What is the difference between a cat and a complex sentence?
A cat has claws at the end of its paws. A complex sentence has a pause at the end of its clause.
What is the difference between a cat and a complex sentence?
A cat has claws at the end of its paws. A complex sentence has a pause at the end of its clause.
What do you call a cow with a twitch? Beef jerky.
How much does it cost a pirate to pierce his ears?
A buccaneer.
What did the Tin Man say when he got run over by a steamroller? -- "Curses! Foil again!"
I know a woman who owns a taser. -- She's stunning!
What do vegetarian zombies eat?
Graaaaiins.
How do trees get online? -- They just log in.

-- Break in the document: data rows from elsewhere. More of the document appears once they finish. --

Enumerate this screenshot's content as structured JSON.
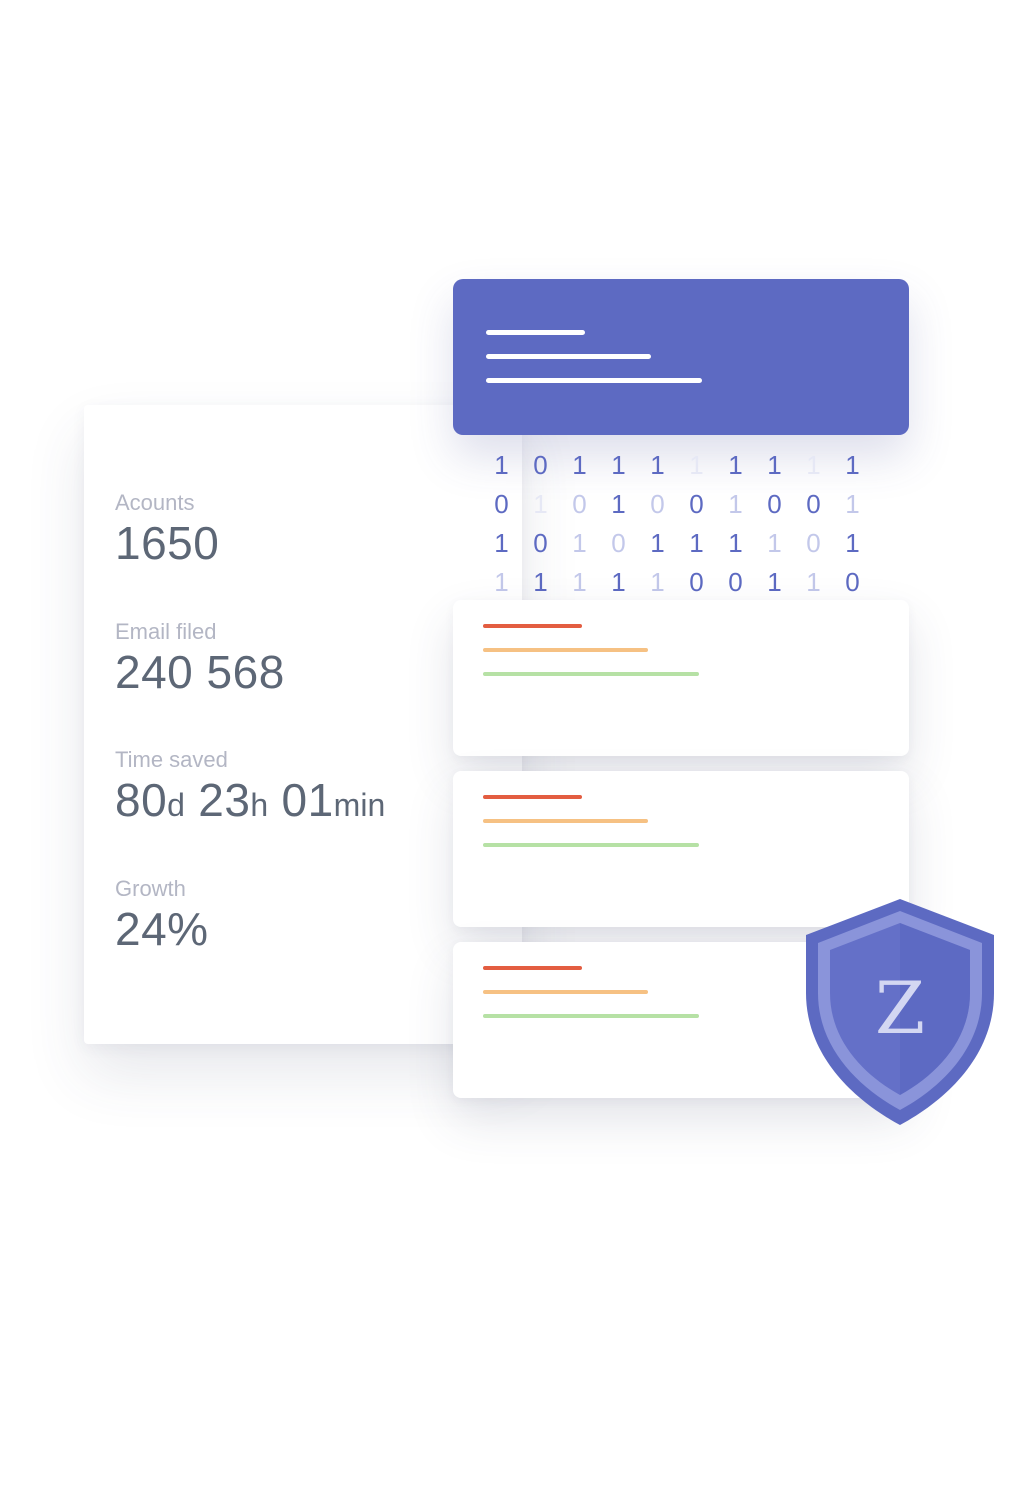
{
  "stats": {
    "accounts": {
      "label": "Acounts",
      "value": "1650"
    },
    "email": {
      "label": "Email filed",
      "value": "240 568"
    },
    "time": {
      "label": "Time saved",
      "days": "80",
      "days_unit": "d",
      "hours": "23",
      "hours_unit": "h",
      "minutes": "01",
      "minutes_unit": "min"
    },
    "growth": {
      "label": "Growth",
      "value": "24%"
    }
  },
  "binary": {
    "rows": [
      [
        "1",
        "0",
        "1",
        "1",
        "1",
        "1",
        "1",
        "1",
        "1",
        "1"
      ],
      [
        "0",
        "1",
        "0",
        "1",
        "0",
        "0",
        "1",
        "0",
        "0",
        "1"
      ],
      [
        "1",
        "0",
        "1",
        "0",
        "1",
        "1",
        "1",
        "1",
        "0",
        "1"
      ],
      [
        "1",
        "1",
        "1",
        "1",
        "1",
        "0",
        "0",
        "1",
        "1",
        "0"
      ]
    ],
    "intensity": [
      [
        "s",
        "s",
        "s",
        "s",
        "s",
        "v",
        "s",
        "s",
        "v",
        "s"
      ],
      [
        "s",
        "v",
        "f",
        "s",
        "f",
        "s",
        "f",
        "s",
        "s",
        "f"
      ],
      [
        "s",
        "s",
        "f",
        "f",
        "s",
        "s",
        "s",
        "f",
        "f",
        "s"
      ],
      [
        "f",
        "s",
        "f",
        "s",
        "f",
        "s",
        "s",
        "s",
        "f",
        "s"
      ]
    ]
  },
  "shield": {
    "letter": "Z"
  },
  "colors": {
    "accent": "#5d6ac2",
    "red": "#e35d41",
    "orange": "#f6c183",
    "green": "#b6e1a5",
    "value_text": "#5d6776",
    "label_text": "#b3b6c4"
  }
}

What do you call a nose without a body? -- Nobody knows.
Why did Beethoven get rid of his chickens?
All they said was, "Bach, Bach, Bach..."
What has more letters than the alphabet? -- The post office.
Why are colds such bad robbers?
Because they're so easy to catch.
Why are mountains so funny? -- Because they are hill areas.
Why can't humans hear a dog whistle? -- Because dogs can't whistle.
How do Mexicans feel about Trump's wall? -- They'll get over it.
Why is Stephen Hawking a bad role model? -- He doesn't stand for anything.
What did Schrödinger say to Shakespeare?
"To be and not to be."
Why are quantum physicists so poor at sex?
Because when they find the position, they can't find the momentum, and when they have the momentum, they can't find the position.
How many Mexicans does it take to change a light bulb? -- Just Juan.
How did the hipster burn his tongue?
He drank his coffee before it was cool.
What is the best thing about living in Switzerland? -- Well, the flag is a big plus.